La respuesta de las autoridades iraníes desautorizó por completo el relato de la Casa Blanca, asegurando que "todavía no se ha tomado una decisión oficial" y que las exigencias descritas por Trump son "el opuesto absoluto de lo que figura en el texto del borrador". Fuentes citadas por Fars negaron haber aceptado la apertura de Ormuz libre de aranceles, argumentando que el vital paso marítimo permanece bajo exclusiva soberanía iraní. Teherán también desmintió haber accedido a entregar su uranio enriquecido a Estados Unidos o a un tercer país, aclarando que los asuntos nucleares "ni siquiera están bajo discusión en esta fase". De igual forma, el gobierno iraní enfatizó que no procederá con ninguna tregua si no se ejecuta primero el pago inmediato de 12.000 millones de dólares procedentes de sus activos congelados en el extranjero, los cuales ascienden en su totalidad a unos 24.000 millones. En consonancia con esta postura de fuerza, Mohammad Bagher Ghalibaf, principal negociador y presidente del parlamento de Irán, declaró a través de la red social X que la República Islámica consigue concesiones "no mediante el diálogo, sino mediante misiles", advirtiendo que "no confiarán en palabras sino únicamente en hechos verificables".

De acuerdo con diplomáticos y funcionarios bajo condición de anonimato citados por The New York Times que participan en los esfuerzos de mediación liderados por Pakistán y Qatar, el verdadero borrador en discusión establece un cese de hostilidades por un periodo inicial de sesenta días para dar paso a negociaciones formales sobre sanciones y el futuro del programa atómico.
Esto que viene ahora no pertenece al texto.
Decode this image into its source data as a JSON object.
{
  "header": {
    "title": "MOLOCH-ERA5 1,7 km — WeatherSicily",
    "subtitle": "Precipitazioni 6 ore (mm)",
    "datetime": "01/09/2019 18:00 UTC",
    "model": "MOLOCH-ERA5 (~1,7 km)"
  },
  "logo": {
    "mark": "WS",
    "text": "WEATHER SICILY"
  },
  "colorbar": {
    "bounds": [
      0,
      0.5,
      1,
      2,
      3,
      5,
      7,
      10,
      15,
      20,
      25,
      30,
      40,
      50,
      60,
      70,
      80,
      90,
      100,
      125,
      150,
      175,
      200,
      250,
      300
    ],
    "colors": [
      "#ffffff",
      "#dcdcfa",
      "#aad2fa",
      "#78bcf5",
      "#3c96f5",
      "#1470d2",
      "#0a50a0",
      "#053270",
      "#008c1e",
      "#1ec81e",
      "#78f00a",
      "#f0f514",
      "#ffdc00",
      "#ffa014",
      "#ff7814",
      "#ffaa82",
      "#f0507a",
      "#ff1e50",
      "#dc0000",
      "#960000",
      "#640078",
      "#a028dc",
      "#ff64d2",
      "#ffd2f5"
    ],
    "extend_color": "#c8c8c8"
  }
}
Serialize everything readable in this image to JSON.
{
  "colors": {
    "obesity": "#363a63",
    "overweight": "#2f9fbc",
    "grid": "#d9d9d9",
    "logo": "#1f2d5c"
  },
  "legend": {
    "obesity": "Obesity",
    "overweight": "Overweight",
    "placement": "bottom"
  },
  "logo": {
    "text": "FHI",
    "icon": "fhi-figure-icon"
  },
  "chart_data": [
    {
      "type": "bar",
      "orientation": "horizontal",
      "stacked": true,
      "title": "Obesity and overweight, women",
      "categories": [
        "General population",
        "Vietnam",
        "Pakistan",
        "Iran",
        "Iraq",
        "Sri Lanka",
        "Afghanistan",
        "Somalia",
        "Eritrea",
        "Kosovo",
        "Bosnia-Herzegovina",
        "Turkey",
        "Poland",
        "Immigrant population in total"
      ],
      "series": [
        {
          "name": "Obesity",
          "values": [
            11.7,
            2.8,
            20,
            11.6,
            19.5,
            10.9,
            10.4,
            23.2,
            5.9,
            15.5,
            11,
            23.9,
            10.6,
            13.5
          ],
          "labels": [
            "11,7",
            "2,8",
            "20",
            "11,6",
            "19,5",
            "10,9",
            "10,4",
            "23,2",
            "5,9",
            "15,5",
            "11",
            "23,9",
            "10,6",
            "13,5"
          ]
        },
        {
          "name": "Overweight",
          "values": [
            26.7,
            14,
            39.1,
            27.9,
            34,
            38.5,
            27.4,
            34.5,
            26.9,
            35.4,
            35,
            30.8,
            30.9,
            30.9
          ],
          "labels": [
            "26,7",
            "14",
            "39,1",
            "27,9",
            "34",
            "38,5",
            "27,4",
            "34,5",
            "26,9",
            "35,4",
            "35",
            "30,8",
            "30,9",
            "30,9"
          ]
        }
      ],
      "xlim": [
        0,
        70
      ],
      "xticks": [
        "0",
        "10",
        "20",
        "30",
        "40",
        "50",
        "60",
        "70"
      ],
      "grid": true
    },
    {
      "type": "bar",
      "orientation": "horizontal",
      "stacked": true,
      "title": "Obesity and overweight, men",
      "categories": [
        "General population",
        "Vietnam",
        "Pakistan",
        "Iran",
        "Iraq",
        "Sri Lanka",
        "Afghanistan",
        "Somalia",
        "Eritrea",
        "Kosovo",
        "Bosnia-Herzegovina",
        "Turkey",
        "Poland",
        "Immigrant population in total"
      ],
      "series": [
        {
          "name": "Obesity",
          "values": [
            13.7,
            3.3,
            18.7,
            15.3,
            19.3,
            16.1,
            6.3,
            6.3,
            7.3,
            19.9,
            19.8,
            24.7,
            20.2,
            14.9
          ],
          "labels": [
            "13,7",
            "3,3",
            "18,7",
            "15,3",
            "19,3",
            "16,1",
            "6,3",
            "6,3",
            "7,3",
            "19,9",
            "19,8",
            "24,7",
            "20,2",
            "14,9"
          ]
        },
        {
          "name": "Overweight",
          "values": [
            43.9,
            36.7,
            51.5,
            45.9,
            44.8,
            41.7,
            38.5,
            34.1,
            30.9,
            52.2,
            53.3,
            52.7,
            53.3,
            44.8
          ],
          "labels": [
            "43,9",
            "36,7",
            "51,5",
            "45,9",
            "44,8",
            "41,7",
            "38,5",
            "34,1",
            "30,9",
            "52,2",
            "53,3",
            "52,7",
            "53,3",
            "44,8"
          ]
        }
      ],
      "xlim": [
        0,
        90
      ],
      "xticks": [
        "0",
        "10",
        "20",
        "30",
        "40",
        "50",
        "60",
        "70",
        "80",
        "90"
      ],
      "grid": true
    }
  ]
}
El documento incluiría una cláusula para la creación de un fondo internacional de inversión y reconstrucción para Irán valorado en 300.000 millones de dólares, una iniciativa vinculada a propuestas previas de los asesores inmobiliarios Steve Witkoff y Jared Kushner que facilitaría la entrada de corporaciones energéticas estadounidenses en proyectos conjuntos dentro de Irán. A cambio de detener las sanciones de Washington, el borrador estipula que Irán suspendería temporalmente su programa nuclear y sometería a inspección su inventario actual de unas 970 libras de uranio altamente enriquecido y diez toneladas de material de bajo nivel.

Escalada genocida en el Mediterráneo

La presión sobre los negociadores para consolidar este marco jurídico ha aumentado tras el ataque estadounidense de este lunes, al que Teherán ha respondido a lo largo de la semana. A todo ello se suma la escalada de bombardeos y limpieza étnica israelíes en Líbano y la continuación del genocidio en Gaza. Fuentes oficiales en Teherán señalaron al cierre de la jornada que la desconfianza hacia la Casa Blanca sigue siendo "absoluta", expresando su temor a que Trump utilice los resultados de la reunión para romper las negociaciones y reiniciar los bombardeos aprovechando el cierre de los mercados financieros del fin de semana, algo que Israel estaría apoyando con fuerza, según medios como Al Jazeera y Middle East Eye.